Saint Paul et l’université

En poursuivant vers le nord-est le long des larges rues, apparaissent soudain deux édifices particulièrement remarquables en bord d’eau. Les flèches élancées de l’église Saint-Paul se reflètent dans l’Ill et évoquent presque une métropole rhénane tirée d’un roman historique.

L’église néogothique fut construite dans les années 1890 et s’inspire fortement de la gothique tardive allemande. L’intérieur est dominé par de hautes voûtes, des vitraux colorés et une acoustique impressionnante. Quand un orgue joue, l’atmosphère devient presque mystique.

Juste en face se trouve le Palais Universitaire. Ce bâtiment monumental de l’université fut érigé entre 1879 et 1884. Les deux statues symboliques d’Argentina et Germania sur la façade représentent la France et l’Allemagne.

Strasbourg se voyait déjà alors comme un pont entre les cultures.

Et soyons honnêtes : quelle autre ville expose l’histoire européenne avec autant de clarté sur quelques kilomètres ?

Moments culturels entre Réforme et modernité

Strasbourg offre bien plus que de jolies façades. La ville s’est développée au fil des siècles en un creuset culturel.

Déjà les Romains y fondèrent Argentoratum, un camp militaire sur le Rhin. Au Moyen Âge, Strasbourg devint une ville libre impériale et acquit une puissance économique énorme. Plus tard, la Réforme, la domination française et l’annexion allemande marquèrent profondément le paysage urbain.

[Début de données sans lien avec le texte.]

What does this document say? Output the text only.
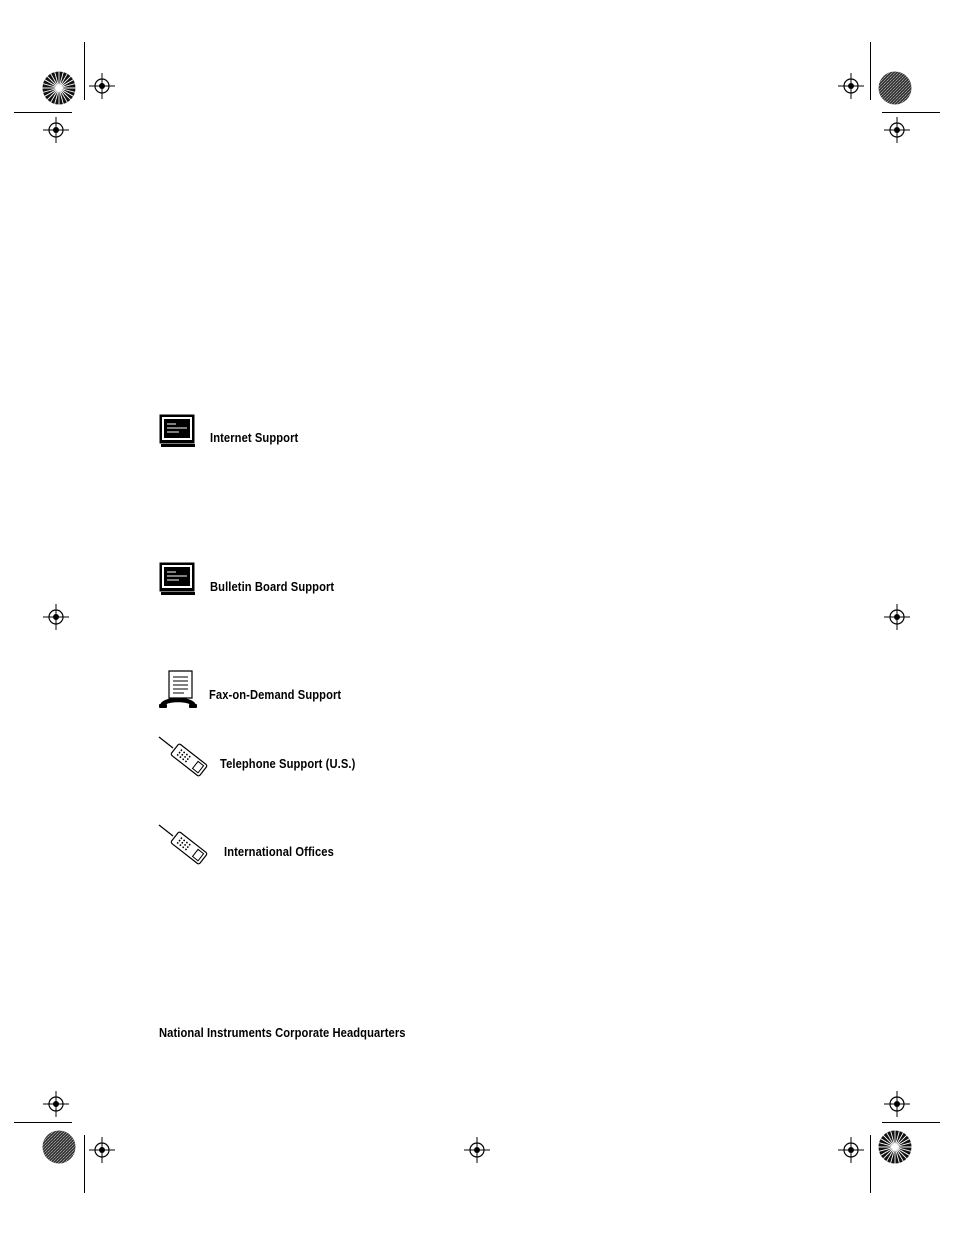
Internet Support
Bulletin Board Support
Fax-on-Demand Support
Telephone Support (U.S.)
International Offices
National Instruments Corporate Headquarters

Ces différentes strates se découvrent partout.

Le Musée Alsacien présente des intérieurs traditionnels, des costumes et de l’artisanat alsaciens. Le Musée Archéologique de Strasbourg expose des vestiges romains de l’histoire ancienne de la ville.

Musique et théâtre tiennent également une grande place. L’Opéra national du Rhin fait partie des grandes scènes d’opéra françaises. Le bâtiment néoclassique forme une élégante transition entre vieille ville et Neustadt.

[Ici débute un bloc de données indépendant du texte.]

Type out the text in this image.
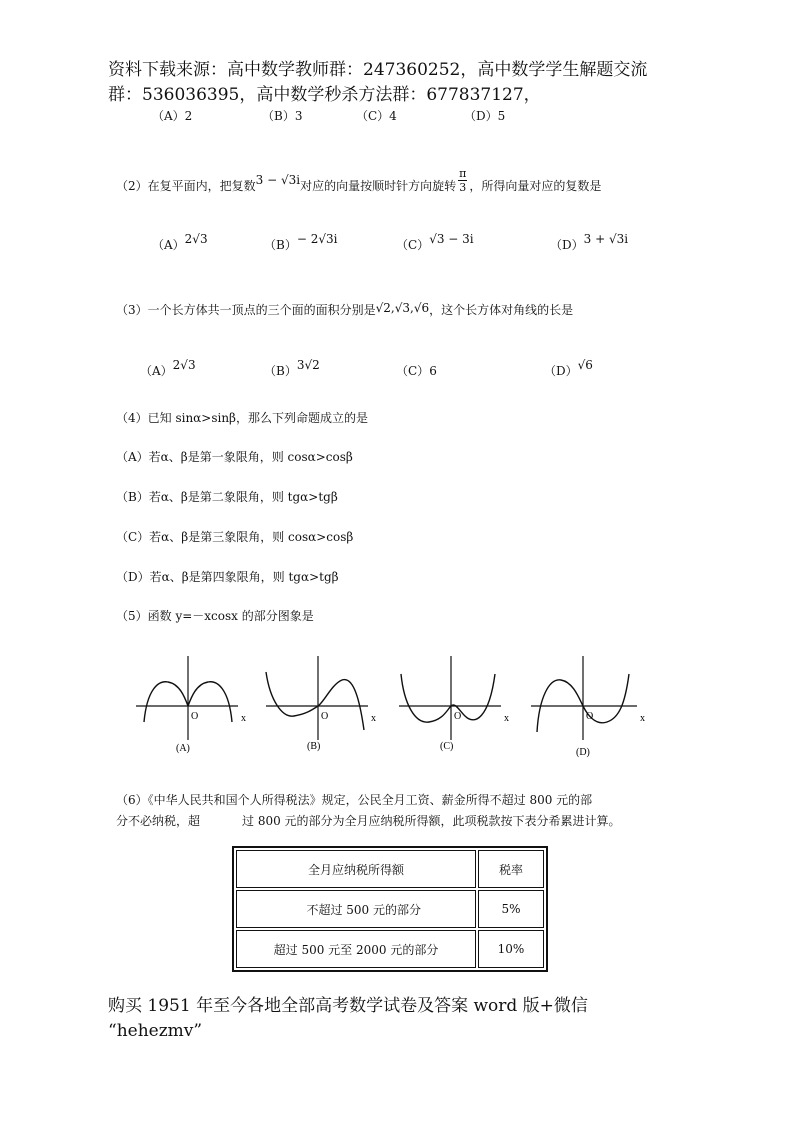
资料下载来源：高中数学教师群：247360252，高中数学学生解题交流
群：536036395，高中数学秒杀方法群：677837127，
（A）2	（B）3	（C）4	（D）5
（2）在复平面内，把复数3 − √3i对应的向量按顺时针方向旋转 $\frac{\pi}{3}$ ，所得向量对应的复数是
（A）2√3	（B）− 2√3i	（C）√3 − 3i	（D）3 + √3i
（3）一个长方体共一顶点的三个面的面积分别是√2,√3,√6，这个长方体对角线的长是
（A）2√3	（B）3√2	（C）6	（D）√6
（4）已知 sinα>sinβ，那么下列命题成立的是
（A）若α、β是第一象限角，则 cosα>cosβ
（B）若α、β是第二象限角，则 tgα>tgβ
（C）若α、β是第三象限角，则 cosα>cosβ
（D）若α、β是第四象限角，则 tgα>tgβ
（5）函数 y=－xcosx 的部分图象是
O	x
(A)
O	x
(B)
O	x
(C)
O	x
(D)
（6）《中华人民共和国个人所得税法》规定，公民全月工资、薪金所得不超过 800 元的部
分不必纳税，超	过 800 元的部分为全月应纳税所得额，此项税款按下表分希累进计算。
全月应纳税所得额	税率
不超过 500 元的部分	5%
超过 500 元至 2000 元的部分	10%
购买 1951 年至今各地全部高考数学试卷及答案 word 版+微信
“hehezmv”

On y trouve aussi des églises comme Saint-Thomas ou Saint-Pierre-le-Jeune, qui reflètent les conflits religieux et les changements sociaux à travers les siècles.

Cuisine alsacienne – généreuse, chaleureuse, délicieusement savoureuse

À un moment donné, la faim se fait sentir. Et Strasbourg prend la nourriture très au sérieux.

Les winstubs traditionnelles de la Petite France ou du quartier de la Krutenau semblent particulièrement accueillantes. Bois sombre, nappes à carreaux, sièges rapprochés – quelqu’un rit toujours fort quelque part. C’est comme ça que ça doit être.

Au menu, les classiques : tartes flambées avec lardons et oignons, copieuse choucroute garnie ou baeckeoffe, un ragoût mijoté lentement avec viande, pommes de terre et vin.

Un Riesling d’Alsace accompagne parfaitement le tout.

En dessert, le kugelhopf attire souvent – léger, légèrement sucré, idéal avec le café. Le matin, en vous promenant sur les marchés autour de la place Kléber, vous trouverez aussi du pain frais, du miel, du fromage et des spécialités régionales.

Strasbourg a le goût de la région frontalière. Un mélange de tradition paysanne, finesse française et authenticité allemande.

Une combinaison vraiment géniale.

Recommandations pour votre promenade en ville

Si vous n’avez qu’une demi-journée, concentrez-vous sur la Grande Île, la cathédrale et la Petite France. Ce parcours révèle déjà fortement le caractère de Strasbourg.

Avec une journée complète, une escapade dans la Neustadt vaut absolument le détour. C’est là que l’on comprend vraiment la profondeur politique et culturelle de la ville.

Des chaussures confortables sont d’une grande aide – les pavés finissent par faire sentir leur effet. Prévoyez aussi suffisamment de pauses. Strasbourg ne se découvre pas en mode express. La ville déploie son attrait lentement, presque par hasard.

Peut-être vous retrouverez-vous soudain le long d’un canal, entendant les cloches d’église, remarquant que ici, la France et l’Allemagne ne s’opposent pas, mais fusionnent.

C’est là toute la magie de cette ville.